Mut vec empty while pushing in async loop

I'm iterating over a tokio asyncbufread stream from a reqwest body, parsing each line, and storing the data in a vector. But it appears as if the work in the loop is only spawned since the function returns early with data being of len 0.

let mut reader = StreamReader::new(request.try_clone().unwrap()
  .send().await?
  .bytes_stream().map_err(|e| {
    std::io::Error::new(std::io::ErrorKind::Other, e)
  })).lines();

let mut data = Vec::new();
while let Some(line) = reader.next_line().await? {
    data.push(
        line.split(|p| p == '\t').map(|f| {
            f.parse::<f32>().unwrap_or_default()
        }).collect::<Vec<f32>>()
    );
}

What I'm looking for is to stream the request body through the parser and wait until the body has hit EOF and all lines are processed.

No, the vector cannot be the problem. For that data vec to remain empty, the loop must not execute at all, which means that .next_line returns Ok(None). So it would seem to me that the StreamReader was somehow empty. Perhaps you somehow check this?

You do mention observing an early “return” without showing us the code that makes sure data ends up becoming the return value in question; the issue can of course also lie there.

1 Like

If I put println!("{:?}", data); within the loop, it prints out the debug vector exactly as I would expect it. But as soon as it moves outside the loop, the data vector is empty.

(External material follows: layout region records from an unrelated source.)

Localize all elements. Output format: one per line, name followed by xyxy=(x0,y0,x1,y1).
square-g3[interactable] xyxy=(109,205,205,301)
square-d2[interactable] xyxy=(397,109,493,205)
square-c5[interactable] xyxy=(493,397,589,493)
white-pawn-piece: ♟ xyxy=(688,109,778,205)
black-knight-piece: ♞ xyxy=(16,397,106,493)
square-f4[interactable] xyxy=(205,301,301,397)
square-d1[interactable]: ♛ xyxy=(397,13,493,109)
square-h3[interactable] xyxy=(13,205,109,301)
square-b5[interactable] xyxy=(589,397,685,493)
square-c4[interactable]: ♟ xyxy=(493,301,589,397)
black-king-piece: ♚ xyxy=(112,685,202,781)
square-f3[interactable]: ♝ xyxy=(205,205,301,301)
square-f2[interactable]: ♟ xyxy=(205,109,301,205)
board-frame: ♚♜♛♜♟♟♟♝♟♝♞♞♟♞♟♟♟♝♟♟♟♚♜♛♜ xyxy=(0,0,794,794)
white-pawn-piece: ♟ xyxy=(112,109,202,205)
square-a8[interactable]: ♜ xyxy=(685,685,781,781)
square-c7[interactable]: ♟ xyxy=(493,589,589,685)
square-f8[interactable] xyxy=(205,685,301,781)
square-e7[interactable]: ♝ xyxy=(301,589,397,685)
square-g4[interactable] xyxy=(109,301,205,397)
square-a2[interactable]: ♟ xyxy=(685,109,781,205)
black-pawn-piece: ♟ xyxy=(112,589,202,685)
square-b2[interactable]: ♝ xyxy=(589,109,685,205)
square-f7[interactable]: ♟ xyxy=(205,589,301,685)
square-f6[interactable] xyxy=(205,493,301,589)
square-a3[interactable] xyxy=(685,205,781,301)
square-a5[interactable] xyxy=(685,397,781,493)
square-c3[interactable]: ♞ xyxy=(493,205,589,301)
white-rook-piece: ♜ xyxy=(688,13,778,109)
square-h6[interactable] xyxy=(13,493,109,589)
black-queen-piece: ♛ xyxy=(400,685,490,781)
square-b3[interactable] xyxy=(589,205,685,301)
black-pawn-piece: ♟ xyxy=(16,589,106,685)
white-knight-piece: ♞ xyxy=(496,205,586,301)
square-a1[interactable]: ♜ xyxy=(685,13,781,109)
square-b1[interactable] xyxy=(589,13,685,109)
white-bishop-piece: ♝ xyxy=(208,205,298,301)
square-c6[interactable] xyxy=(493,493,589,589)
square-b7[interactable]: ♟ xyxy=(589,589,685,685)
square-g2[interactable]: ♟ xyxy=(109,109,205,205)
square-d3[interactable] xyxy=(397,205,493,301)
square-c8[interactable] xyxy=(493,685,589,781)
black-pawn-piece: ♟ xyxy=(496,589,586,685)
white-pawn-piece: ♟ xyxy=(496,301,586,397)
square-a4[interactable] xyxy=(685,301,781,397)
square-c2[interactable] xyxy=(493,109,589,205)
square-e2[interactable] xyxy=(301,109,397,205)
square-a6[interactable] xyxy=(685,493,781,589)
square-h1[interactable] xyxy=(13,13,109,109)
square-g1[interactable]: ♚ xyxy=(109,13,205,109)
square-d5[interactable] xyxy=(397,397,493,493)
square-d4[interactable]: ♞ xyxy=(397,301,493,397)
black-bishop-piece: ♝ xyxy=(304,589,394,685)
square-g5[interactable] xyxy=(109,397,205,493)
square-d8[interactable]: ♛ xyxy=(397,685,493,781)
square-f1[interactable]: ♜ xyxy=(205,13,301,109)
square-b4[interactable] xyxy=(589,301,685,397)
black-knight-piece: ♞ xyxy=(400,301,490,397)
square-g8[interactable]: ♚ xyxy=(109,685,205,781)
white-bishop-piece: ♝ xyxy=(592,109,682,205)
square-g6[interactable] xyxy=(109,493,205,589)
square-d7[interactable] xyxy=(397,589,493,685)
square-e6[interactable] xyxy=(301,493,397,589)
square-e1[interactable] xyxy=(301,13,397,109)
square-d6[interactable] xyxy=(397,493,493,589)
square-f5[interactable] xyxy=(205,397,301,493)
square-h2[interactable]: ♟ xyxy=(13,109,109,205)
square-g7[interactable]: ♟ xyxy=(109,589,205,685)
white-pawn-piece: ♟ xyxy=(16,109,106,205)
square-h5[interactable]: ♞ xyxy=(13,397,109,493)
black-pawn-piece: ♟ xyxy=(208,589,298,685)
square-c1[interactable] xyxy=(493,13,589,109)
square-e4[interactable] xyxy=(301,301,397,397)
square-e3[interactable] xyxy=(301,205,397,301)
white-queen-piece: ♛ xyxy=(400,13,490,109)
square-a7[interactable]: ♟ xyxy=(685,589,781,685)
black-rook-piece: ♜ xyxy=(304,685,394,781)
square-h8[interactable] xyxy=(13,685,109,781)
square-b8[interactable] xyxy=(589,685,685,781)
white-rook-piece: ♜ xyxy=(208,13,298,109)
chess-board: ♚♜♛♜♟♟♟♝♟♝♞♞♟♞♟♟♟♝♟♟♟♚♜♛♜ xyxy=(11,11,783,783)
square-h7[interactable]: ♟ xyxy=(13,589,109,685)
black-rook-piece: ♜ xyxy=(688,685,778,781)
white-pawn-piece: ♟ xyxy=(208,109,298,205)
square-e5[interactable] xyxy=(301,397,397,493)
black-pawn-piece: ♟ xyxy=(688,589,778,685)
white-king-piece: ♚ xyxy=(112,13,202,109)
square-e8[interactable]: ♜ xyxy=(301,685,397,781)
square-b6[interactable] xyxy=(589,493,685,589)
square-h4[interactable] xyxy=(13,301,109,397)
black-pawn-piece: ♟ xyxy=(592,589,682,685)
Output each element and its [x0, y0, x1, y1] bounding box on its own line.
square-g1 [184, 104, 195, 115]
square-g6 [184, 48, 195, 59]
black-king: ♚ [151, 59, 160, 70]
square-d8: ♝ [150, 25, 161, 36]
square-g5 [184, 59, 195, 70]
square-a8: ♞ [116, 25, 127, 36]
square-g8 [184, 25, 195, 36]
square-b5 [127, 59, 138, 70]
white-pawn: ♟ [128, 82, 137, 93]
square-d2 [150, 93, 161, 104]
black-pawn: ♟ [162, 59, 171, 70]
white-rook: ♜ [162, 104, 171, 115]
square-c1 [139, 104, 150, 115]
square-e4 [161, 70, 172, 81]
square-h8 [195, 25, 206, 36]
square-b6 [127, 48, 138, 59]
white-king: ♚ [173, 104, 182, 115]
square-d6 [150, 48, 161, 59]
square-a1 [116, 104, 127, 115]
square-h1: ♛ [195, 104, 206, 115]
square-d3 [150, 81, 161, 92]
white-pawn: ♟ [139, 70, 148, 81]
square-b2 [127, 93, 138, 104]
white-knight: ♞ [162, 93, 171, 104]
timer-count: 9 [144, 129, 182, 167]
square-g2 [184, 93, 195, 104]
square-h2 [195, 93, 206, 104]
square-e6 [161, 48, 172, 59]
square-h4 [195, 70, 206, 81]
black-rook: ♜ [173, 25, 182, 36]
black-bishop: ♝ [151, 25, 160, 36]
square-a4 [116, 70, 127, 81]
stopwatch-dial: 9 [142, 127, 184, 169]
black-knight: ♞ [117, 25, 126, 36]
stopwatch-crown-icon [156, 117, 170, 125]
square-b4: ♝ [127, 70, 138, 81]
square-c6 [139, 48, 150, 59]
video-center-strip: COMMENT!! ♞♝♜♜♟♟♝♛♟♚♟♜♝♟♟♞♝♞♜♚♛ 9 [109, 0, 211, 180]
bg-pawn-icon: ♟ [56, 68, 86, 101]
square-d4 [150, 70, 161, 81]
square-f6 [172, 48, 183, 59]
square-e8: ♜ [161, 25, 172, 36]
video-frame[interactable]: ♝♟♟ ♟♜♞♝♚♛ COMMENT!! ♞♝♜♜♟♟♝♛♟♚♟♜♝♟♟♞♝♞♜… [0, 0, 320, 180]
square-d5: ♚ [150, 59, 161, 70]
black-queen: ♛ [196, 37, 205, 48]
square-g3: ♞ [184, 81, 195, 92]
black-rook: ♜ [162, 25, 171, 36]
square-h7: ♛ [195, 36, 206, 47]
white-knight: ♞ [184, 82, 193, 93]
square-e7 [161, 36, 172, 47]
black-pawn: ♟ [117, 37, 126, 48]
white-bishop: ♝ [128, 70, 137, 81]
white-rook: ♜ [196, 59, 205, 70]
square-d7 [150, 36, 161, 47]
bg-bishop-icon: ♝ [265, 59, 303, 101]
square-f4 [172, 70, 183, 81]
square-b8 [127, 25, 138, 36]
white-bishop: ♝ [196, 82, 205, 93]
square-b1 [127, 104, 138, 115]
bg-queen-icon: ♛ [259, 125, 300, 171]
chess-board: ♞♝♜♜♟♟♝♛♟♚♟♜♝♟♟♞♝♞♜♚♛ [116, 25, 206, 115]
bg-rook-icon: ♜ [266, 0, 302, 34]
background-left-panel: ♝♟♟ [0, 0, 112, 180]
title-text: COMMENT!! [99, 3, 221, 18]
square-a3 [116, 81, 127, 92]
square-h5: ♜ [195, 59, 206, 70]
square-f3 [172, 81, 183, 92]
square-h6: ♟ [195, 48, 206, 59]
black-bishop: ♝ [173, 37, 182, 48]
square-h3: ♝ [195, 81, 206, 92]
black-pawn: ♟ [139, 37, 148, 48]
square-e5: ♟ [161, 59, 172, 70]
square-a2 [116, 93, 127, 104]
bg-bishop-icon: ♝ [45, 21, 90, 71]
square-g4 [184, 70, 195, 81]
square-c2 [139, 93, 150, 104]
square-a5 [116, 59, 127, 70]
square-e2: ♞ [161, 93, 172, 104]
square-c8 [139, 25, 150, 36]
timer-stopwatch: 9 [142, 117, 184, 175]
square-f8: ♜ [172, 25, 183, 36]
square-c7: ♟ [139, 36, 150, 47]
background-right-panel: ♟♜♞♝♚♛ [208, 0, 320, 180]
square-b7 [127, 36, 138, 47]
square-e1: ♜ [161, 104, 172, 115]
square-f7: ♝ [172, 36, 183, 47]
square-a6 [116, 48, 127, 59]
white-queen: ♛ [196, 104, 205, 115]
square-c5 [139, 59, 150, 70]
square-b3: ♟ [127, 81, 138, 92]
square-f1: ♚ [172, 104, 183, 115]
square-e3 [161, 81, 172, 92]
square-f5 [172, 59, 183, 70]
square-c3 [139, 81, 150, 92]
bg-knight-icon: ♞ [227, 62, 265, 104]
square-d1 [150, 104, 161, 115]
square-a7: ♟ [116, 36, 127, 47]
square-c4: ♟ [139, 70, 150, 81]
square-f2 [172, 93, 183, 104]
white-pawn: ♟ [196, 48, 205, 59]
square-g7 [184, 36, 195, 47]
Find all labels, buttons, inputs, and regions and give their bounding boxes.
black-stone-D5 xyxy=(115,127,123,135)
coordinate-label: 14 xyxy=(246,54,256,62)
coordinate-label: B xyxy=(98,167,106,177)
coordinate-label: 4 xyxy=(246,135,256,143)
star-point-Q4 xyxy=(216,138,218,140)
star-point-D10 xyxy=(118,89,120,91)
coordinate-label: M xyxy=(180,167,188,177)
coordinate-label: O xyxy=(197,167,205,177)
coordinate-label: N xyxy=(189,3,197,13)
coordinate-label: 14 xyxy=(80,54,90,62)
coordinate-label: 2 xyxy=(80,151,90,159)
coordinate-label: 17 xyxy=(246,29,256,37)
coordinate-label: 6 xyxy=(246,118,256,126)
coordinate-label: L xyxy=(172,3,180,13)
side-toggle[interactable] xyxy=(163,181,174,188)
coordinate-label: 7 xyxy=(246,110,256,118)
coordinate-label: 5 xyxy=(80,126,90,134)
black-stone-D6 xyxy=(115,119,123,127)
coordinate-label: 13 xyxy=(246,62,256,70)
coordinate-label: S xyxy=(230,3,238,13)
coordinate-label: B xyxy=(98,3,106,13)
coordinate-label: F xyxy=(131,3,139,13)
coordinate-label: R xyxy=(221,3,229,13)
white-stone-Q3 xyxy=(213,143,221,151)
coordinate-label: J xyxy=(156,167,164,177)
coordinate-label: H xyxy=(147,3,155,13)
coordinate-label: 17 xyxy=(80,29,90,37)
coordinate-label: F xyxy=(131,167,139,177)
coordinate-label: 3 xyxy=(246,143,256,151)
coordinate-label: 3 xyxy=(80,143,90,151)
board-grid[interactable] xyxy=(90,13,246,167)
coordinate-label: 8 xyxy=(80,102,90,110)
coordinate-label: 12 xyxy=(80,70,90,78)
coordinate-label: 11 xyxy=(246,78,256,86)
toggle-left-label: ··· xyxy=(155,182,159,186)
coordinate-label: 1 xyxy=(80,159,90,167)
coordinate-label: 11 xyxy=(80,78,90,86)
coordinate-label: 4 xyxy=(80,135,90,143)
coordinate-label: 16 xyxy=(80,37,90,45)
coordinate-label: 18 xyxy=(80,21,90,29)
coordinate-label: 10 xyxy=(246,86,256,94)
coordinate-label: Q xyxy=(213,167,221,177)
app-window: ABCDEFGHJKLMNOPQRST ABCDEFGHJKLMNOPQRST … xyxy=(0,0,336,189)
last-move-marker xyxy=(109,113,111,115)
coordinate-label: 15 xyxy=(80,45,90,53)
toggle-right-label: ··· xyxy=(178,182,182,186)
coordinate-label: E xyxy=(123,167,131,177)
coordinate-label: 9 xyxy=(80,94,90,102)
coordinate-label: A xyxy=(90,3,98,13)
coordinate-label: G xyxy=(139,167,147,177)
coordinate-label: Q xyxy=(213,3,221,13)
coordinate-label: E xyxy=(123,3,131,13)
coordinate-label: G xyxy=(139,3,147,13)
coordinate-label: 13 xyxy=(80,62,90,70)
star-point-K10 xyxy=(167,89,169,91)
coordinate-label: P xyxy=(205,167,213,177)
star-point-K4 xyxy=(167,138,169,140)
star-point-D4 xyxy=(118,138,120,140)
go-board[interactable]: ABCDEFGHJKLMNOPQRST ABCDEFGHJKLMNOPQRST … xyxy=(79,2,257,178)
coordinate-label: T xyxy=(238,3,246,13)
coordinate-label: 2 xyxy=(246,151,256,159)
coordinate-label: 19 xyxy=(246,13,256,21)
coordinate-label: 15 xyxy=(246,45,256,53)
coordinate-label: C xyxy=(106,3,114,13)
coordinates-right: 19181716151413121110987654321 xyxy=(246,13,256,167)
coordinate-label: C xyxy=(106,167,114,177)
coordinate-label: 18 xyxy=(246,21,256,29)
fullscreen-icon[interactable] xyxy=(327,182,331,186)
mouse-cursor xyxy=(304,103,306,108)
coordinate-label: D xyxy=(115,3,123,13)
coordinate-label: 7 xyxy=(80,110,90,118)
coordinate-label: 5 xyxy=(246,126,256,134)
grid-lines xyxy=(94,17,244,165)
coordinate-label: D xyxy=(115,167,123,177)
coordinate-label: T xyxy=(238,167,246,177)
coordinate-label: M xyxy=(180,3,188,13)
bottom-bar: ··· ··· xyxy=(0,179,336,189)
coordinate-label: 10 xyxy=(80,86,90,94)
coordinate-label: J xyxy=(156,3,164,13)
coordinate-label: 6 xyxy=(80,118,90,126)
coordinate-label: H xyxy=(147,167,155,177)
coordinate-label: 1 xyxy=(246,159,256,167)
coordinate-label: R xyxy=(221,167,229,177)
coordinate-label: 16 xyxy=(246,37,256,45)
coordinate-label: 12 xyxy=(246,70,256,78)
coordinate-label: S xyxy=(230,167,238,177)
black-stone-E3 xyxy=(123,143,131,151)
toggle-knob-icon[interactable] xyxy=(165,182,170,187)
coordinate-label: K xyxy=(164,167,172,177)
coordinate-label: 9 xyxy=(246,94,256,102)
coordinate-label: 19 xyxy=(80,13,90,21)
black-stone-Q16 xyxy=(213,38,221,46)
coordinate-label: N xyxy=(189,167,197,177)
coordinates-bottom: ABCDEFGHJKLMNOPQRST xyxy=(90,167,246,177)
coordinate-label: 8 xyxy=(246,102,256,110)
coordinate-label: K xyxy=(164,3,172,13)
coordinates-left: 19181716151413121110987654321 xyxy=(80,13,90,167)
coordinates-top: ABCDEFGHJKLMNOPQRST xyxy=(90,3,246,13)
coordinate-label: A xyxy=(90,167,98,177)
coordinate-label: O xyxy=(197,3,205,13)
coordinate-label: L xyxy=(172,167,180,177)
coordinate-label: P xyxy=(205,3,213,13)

The function simply returns Ok(data).

Just to get a second pair of eyes on the code that handles the return: could you share the code of the whole function with the printing and the returning, and perhaps also the code where it calls the function and observes the length to be 0 (presumably also with a print)?

3 Likes

Thanks for looking into the question @steffahn I solved the issue by returning the Vec in Result rather than returning the Tensor. Tensor was consuming the empty Vec in the async code and returning empty.

    async fn chunk_tensor(&self, request: &RequestBuilder, chunk_size: &u64, chunk_count: u64, device: &Device) -> Result<Tensor> {
        let mut reader = StreamReader::new(request.try_clone().unwrap()
            .body({
                format!(
                "{} LIMIT {} OFFSET {} FORMAT TabSeparatedRaw",
                self.query, chunk_size, chunk_count*chunk_size
            )})
            .send().await?
            .bytes_stream().map_err(|e| {
                std::io::Error::new(std::io::ErrorKind::Other, e)
            })).lines();

        let mut data = Vec::new();
        while let Some(line) = reader.next_line().await? {
            data.push(
                line.split(|p| p == '\t').map(|f| {
                    f.parse::<f32>().unwrap_or_default()
                }).collect::<Vec<f32>>()
            );
        }

        Ok(Tensor::new(data, device)?)
    }

This topic was automatically closed 90 days after the last reply. We invite you to open a new topic if you have further questions or comments.